Thursday, July 19, 2007

Walls

“Walls don’t work” is a theme we heard many times during our time in the Rio Grande Valley. Laredo Community College sits in a bend of the Rio Grande near a point where migrants often cross from Nuevo Laredo. At a cost of close to 1 million dollars in Homeland Security funds, the college erected a ten-foot-high wrought iron fence all the way across the southern edge of its campus. This has not stopped the people from coming. An art teacher at the college who lives in faculty housing just inside the fence told us that once the fence was built, migrants began prying the bars apart to make it through. The college welded a crosspiece to the bars to hold them together; people began to use this piece as a step to make it over the top. Others have tunnelled underneath. The teacher told us that when it first was put up, he thought the fence was a good idea, but he’s since seen its ineffectiveness. People will always find a way over, under, or through.

Walls don’t work—a Cameron County judge speaking at a rally in Brownsville echoes the refrain. Judge Cascos is typical of many in this majority Mexican-American community: a son of immigrants who has worked hard and is committed to his community. He is also typical of most public officials in the Rio Grande Valley in his opposition to a wall that would separate the U.S. and Mexico along the river. He has just returned from a visit to Washington, D.C., where he advocated with federal officials for alternatives to the wall.

There are, however, walls in the borderlands that are far more effective than any physical structures that the U.S. government might seek to erect. Many young people growing up in the Rio Grande Valley find their opportunities severely limited because their undocumented status prevents them from obtaining financial aid for college. One community leader says, “There are so many talented youths who want to go to school, but their education is truncated.” Graduating from high school is like hitting a wall for many here. Others are walled in by fear of being detained by the Border Patrol and losing everything—family members, community, homes—that they have worked so hard for over so many years.

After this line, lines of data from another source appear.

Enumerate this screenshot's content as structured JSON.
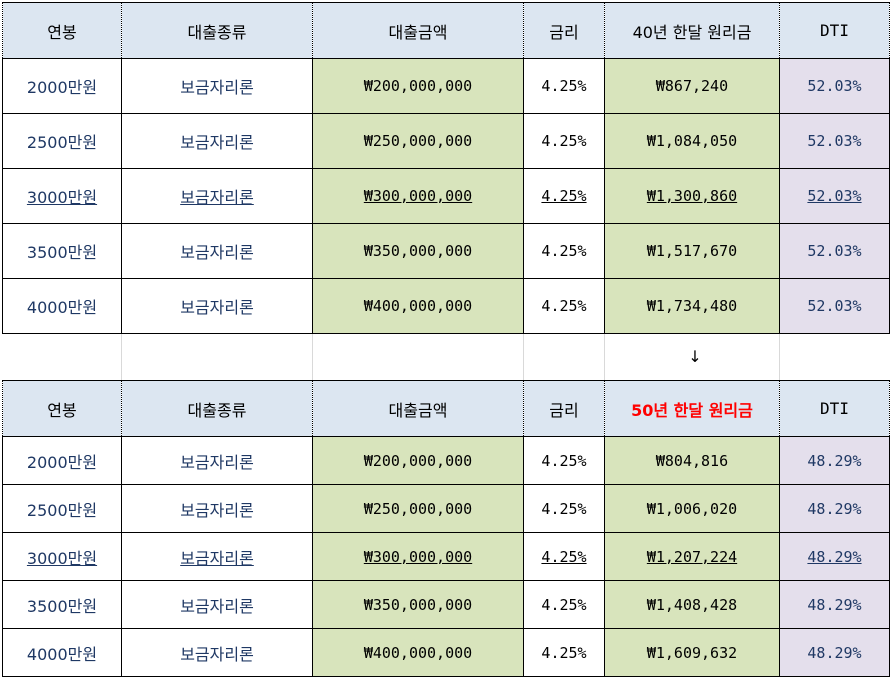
{
  "headers1": [
    "연봉",
    "대출종류",
    "대출금액",
    "금리",
    "40년 한달 원리금",
    "DTI"
  ],
  "headers2": [
    "연봉",
    "대출종류",
    "대출금액",
    "금리",
    "50년 한달 원리금",
    "DTI"
  ],
  "arrow": "↓",
  "table1": [
    {
      "salary": "2000만원",
      "type": "보금자리론",
      "amount": "₩200,000,000",
      "rate": "4.25%",
      "monthly": "₩867,240",
      "dti": "52.03%"
    },
    {
      "salary": "2500만원",
      "type": "보금자리론",
      "amount": "₩250,000,000",
      "rate": "4.25%",
      "monthly": "₩1,084,050",
      "dti": "52.03%"
    },
    {
      "salary": "3000만원",
      "type": "보금자리론",
      "amount": "₩300,000,000",
      "rate": "4.25%",
      "monthly": "₩1,300,860",
      "dti": "52.03%"
    },
    {
      "salary": "3500만원",
      "type": "보금자리론",
      "amount": "₩350,000,000",
      "rate": "4.25%",
      "monthly": "₩1,517,670",
      "dti": "52.03%"
    },
    {
      "salary": "4000만원",
      "type": "보금자리론",
      "amount": "₩400,000,000",
      "rate": "4.25%",
      "monthly": "₩1,734,480",
      "dti": "52.03%"
    }
  ],
  "table2": [
    {
      "salary": "2000만원",
      "type": "보금자리론",
      "amount": "₩200,000,000",
      "rate": "4.25%",
      "monthly": "₩804,816",
      "dti": "48.29%"
    },
    {
      "salary": "2500만원",
      "type": "보금자리론",
      "amount": "₩250,000,000",
      "rate": "4.25%",
      "monthly": "₩1,006,020",
      "dti": "48.29%"
    },
    {
      "salary": "3000만원",
      "type": "보금자리론",
      "amount": "₩300,000,000",
      "rate": "4.25%",
      "monthly": "₩1,207,224",
      "dti": "48.29%"
    },
    {
      "salary": "3500만원",
      "type": "보금자리론",
      "amount": "₩350,000,000",
      "rate": "4.25%",
      "monthly": "₩1,408,428",
      "dti": "48.29%"
    },
    {
      "salary": "4000만원",
      "type": "보금자리론",
      "amount": "₩400,000,000",
      "rate": "4.25%",
      "monthly": "₩1,609,632",
      "dti": "48.29%"
    }
  ],
  "colors": {
    "header_bg": "#dce6f1",
    "green": "#d8e4bc",
    "lavender": "#e4dfec",
    "text": "#1f3864",
    "highlight": "#ff0000"
  }
}
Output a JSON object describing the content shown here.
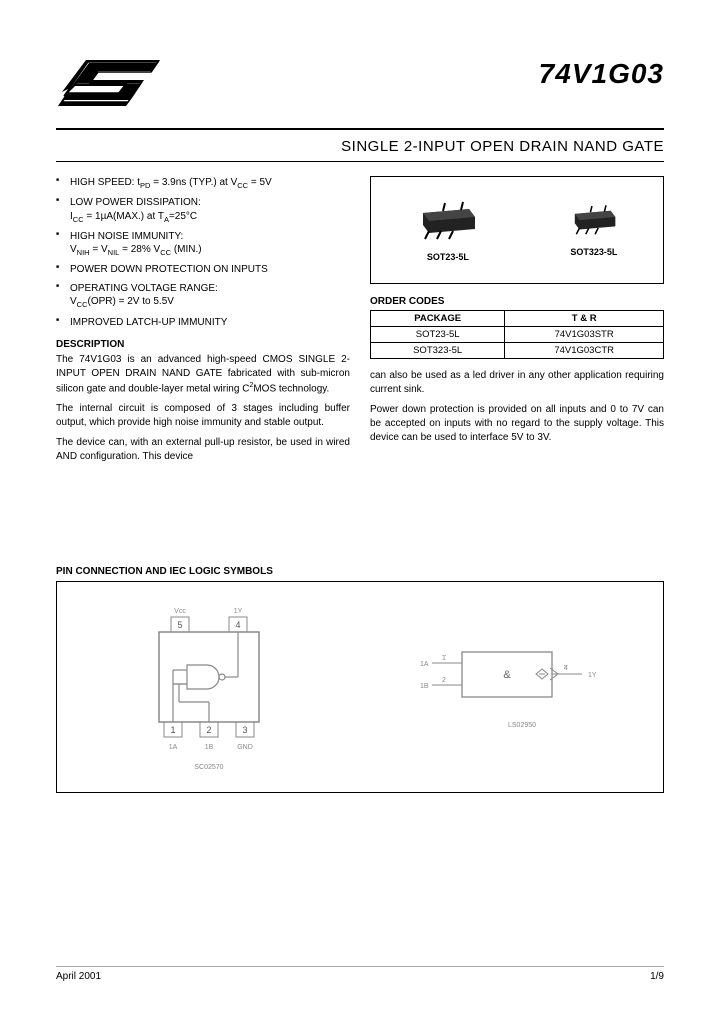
{
  "part_number": "74V1G03",
  "title": "SINGLE 2-INPUT OPEN DRAIN NAND GATE",
  "features": [
    {
      "main": "HIGH SPEED: t<sub>PD</sub> = 3.9ns (TYP.) at V<sub>CC</sub> = 5V"
    },
    {
      "main": "LOW POWER DISSIPATION:",
      "sub": "I<sub>CC</sub> = 1µA(MAX.) at T<sub>A</sub>=25°C"
    },
    {
      "main": "HIGH NOISE IMMUNITY:",
      "sub": "V<sub>NIH</sub> = V<sub>NIL</sub> = 28% V<sub>CC</sub> (MIN.)"
    },
    {
      "main": "POWER DOWN PROTECTION ON INPUTS"
    },
    {
      "main": "OPERATING VOLTAGE RANGE:",
      "sub": "V<sub>CC</sub>(OPR) = 2V to 5.5V"
    },
    {
      "main": "IMPROVED LATCH-UP IMMUNITY"
    }
  ],
  "description_heading": "DESCRIPTION",
  "description_paragraphs": [
    "The 74V1G03 is an advanced high-speed CMOS SINGLE 2-INPUT OPEN DRAIN NAND GATE fabricated with sub-micron silicon gate and double-layer metal wiring C<sup>2</sup>MOS technology.",
    "The internal circuit is composed of 3 stages including buffer output, which provide high noise immunity and stable output.",
    "The device can, with an external pull-up resistor, be used in wired AND configuration. This device"
  ],
  "packages": [
    {
      "label": "SOT23-5L",
      "scale": 1.0
    },
    {
      "label": "SOT323-5L",
      "scale": 0.78
    }
  ],
  "order_codes_heading": "ORDER CODES",
  "order_codes": {
    "columns": [
      "PACKAGE",
      "T & R"
    ],
    "rows": [
      [
        "SOT23-5L",
        "74V1G03STR"
      ],
      [
        "SOT323-5L",
        "74V1G03CTR"
      ]
    ]
  },
  "right_paragraphs": [
    "can also be used as a led driver in any other application requiring current sink.",
    "Power down protection is provided on all inputs and 0 to 7V can be accepted on inputs with no regard to the supply voltage. This device can be used to interface 5V to 3V."
  ],
  "pin_heading": "PIN CONNECTION AND IEC LOGIC SYMBOLS",
  "pin_left": {
    "top_pins": [
      "5",
      "4"
    ],
    "top_labels": [
      "Vcc",
      "1Y"
    ],
    "bot_pins": [
      "1",
      "2",
      "3"
    ],
    "bot_labels": [
      "1A",
      "1B",
      "GND"
    ],
    "footer_code": "SC02570"
  },
  "pin_right": {
    "left_labels": [
      "1A",
      "1B"
    ],
    "left_pins": [
      "1",
      "2"
    ],
    "center": "&",
    "right_pin": "4",
    "right_label": "1Y",
    "footer_code": "LS02950"
  },
  "footer_date": "April 2001",
  "footer_page": "1/9",
  "colors": {
    "text": "#000000",
    "bg": "#ffffff",
    "faint": "#888888",
    "rule": "#000000"
  }
}
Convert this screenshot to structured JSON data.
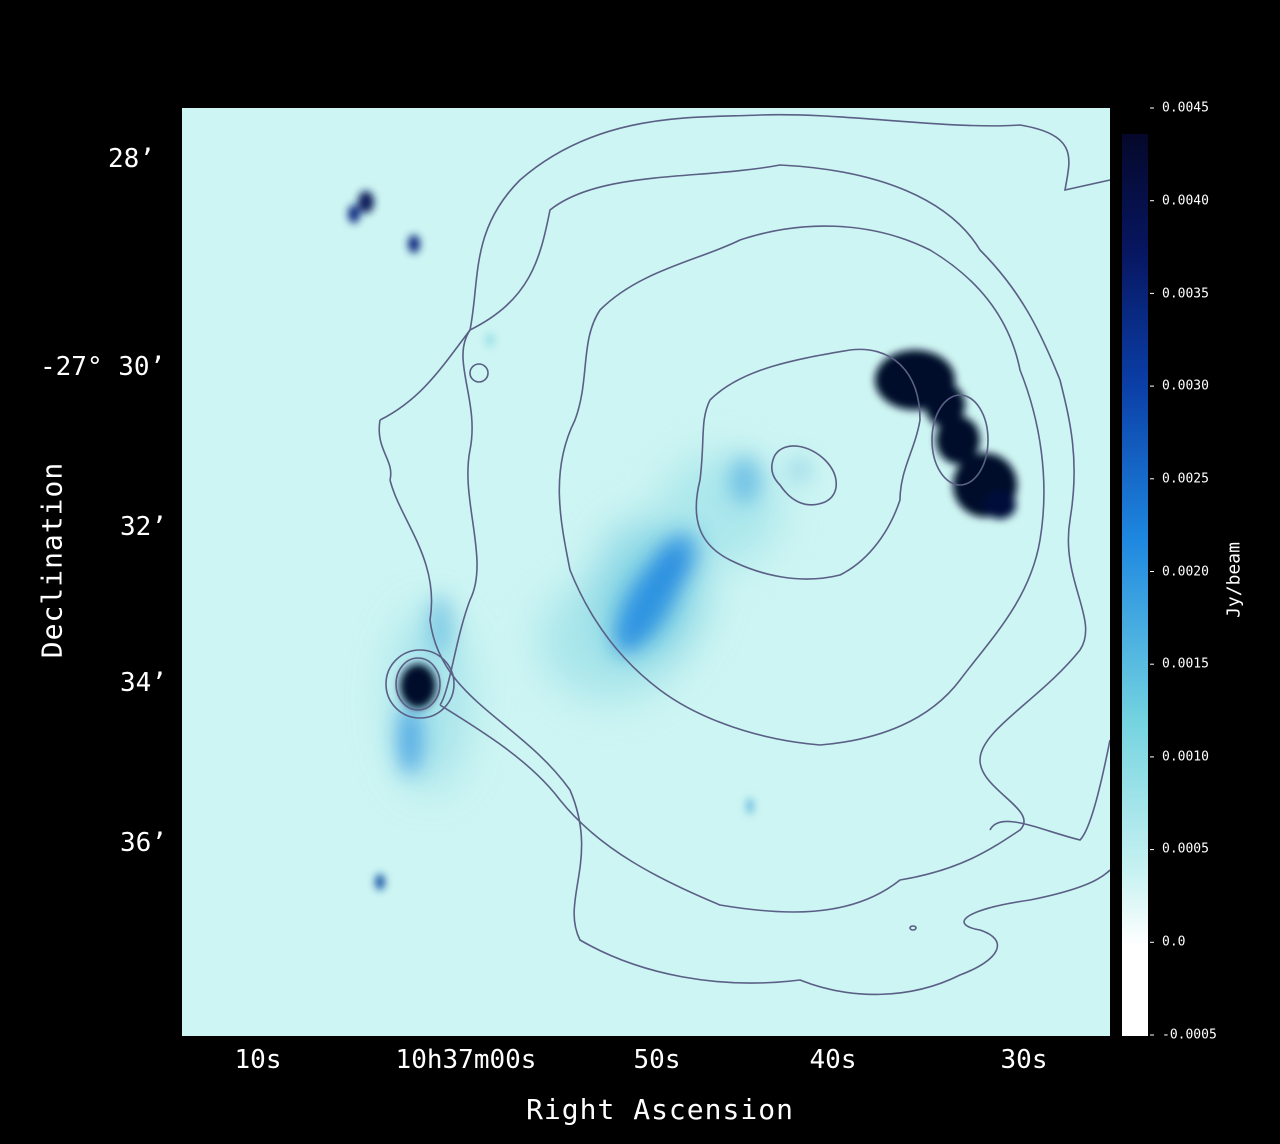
{
  "axes": {
    "x_title": "Right Ascension",
    "y_title": "Declination",
    "x_ticks": [
      "10s",
      "10h37m00s",
      "50s",
      "40s",
      "30s"
    ],
    "y_ticks": [
      "28’",
      "-27° 30’",
      "32’",
      "34’",
      "36’"
    ]
  },
  "colorbar": {
    "unit": "Jy/beam",
    "ticks": [
      "0.0045",
      "0.0040",
      "0.0035",
      "0.0030",
      "0.0025",
      "0.0020",
      "0.0015",
      "0.0010",
      "0.0005",
      "0.0",
      "-0.0005"
    ],
    "colors": {
      "low": "#ffffff",
      "mid": "#7fd9e0",
      "high": "#1565d0",
      "max": "#05082a"
    }
  },
  "colors": {
    "background": "#000000",
    "map_base": "#cdf5f3",
    "contour": "#5a5f85"
  }
}
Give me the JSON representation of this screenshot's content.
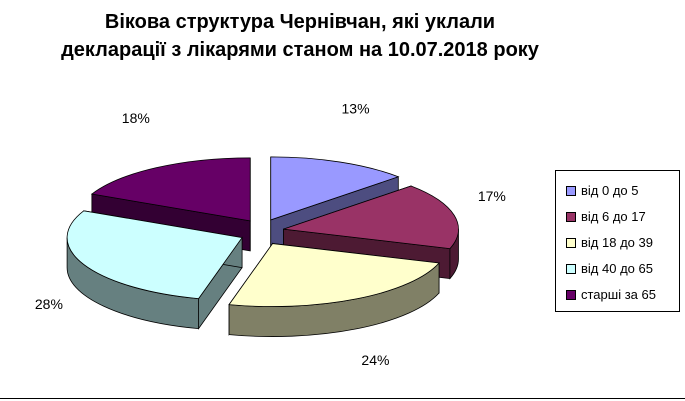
{
  "chart_data": {
    "type": "pie",
    "title_line1": "Вікова структура Чернівчан, які уклали",
    "title_line2": "декларації з лікарями станом на 10.07.2018 року",
    "slices": [
      {
        "label": "від 0 до 5",
        "value": 13,
        "value_label": "13%",
        "color": "#9999ff"
      },
      {
        "label": "від 6 до 17",
        "value": 17,
        "value_label": "17%",
        "color": "#993366"
      },
      {
        "label": "від 18 до 39",
        "value": 24,
        "value_label": "24%",
        "color": "#ffffcc"
      },
      {
        "label": "від 40 до 65",
        "value": 28,
        "value_label": "28%",
        "color": "#ccffff"
      },
      {
        "label": "старші за 65",
        "value": 18,
        "value_label": "18%",
        "color": "#660066"
      }
    ],
    "legend_position": "right",
    "style": "exploded-3d"
  }
}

And within the hearts of those of us who do not have to live these borderland realities,
there are also walls, walls built of fear and indifference. May God grant us grace to make it over, under, or through these walls, that we might see more clearly the faces of our sisters and brothers struggling in the Rio Grande Valley, and that we might join their struggle for a humane immigration policy.

--Brian Young

1 comment:

Unknown said...

I'm writing this from behind the walls of a seminary in Guatemala. Being inside this walled church-related institution has actually caused me to do a good bit of introspection and reflection on the notion of "walls".

Should the seminary tear down its literal wall? Should I take the locks off the doors of my home? What is a reasonable amount of "security"?

It is this notion of "security" that gives the anti-immigrant community the sense of legitimacy as they call for more and more walls (in every sense of the word).

But, as Christians, are walls good theology? How do borders change our orthodoxy and, thus, our orthopraxis?

Last year I was sitting in the worship service of a church here in the highlands of Guatemala and the pastor of this relatively conservative church preached a truth that needs to be heard. The pastor got to preaching about the proposed wall that many Americans want built along the US-Mexico border. His prophetic comment (which needs to be preached in more US churches) was that "this land is God's land, if God wants God’s people to migrate there will never be a wall too high to get over, too deep to go under nor too wide to go around."

"Remember," he cried, in only a way a true charismatic preacher can, "the walls of Jericho could not hold back the will of God!"

The issue America must face is not a fear-based need for more security; it's a question of hospitality to the stranger.

The question for me isn't “should the seminary where I'm writing this essay have a wall?”; the question should be “how can it provide just wages for its lowest paid employees and be a catalyst for holistic transformation?”

The question for me isn't “should I remove the locks on my doors?”; the question for me should be “how do I actively seek out the stranger and the oppressed and invite them into my home and into the extravagant banquet of God?”

The question for America isn't “should we build a wall?”; the question should be “how can America tear down the walls that lead migrants to wander so far away from their homes in search of dignity, an inherent gift of a God whose reign has no borders?”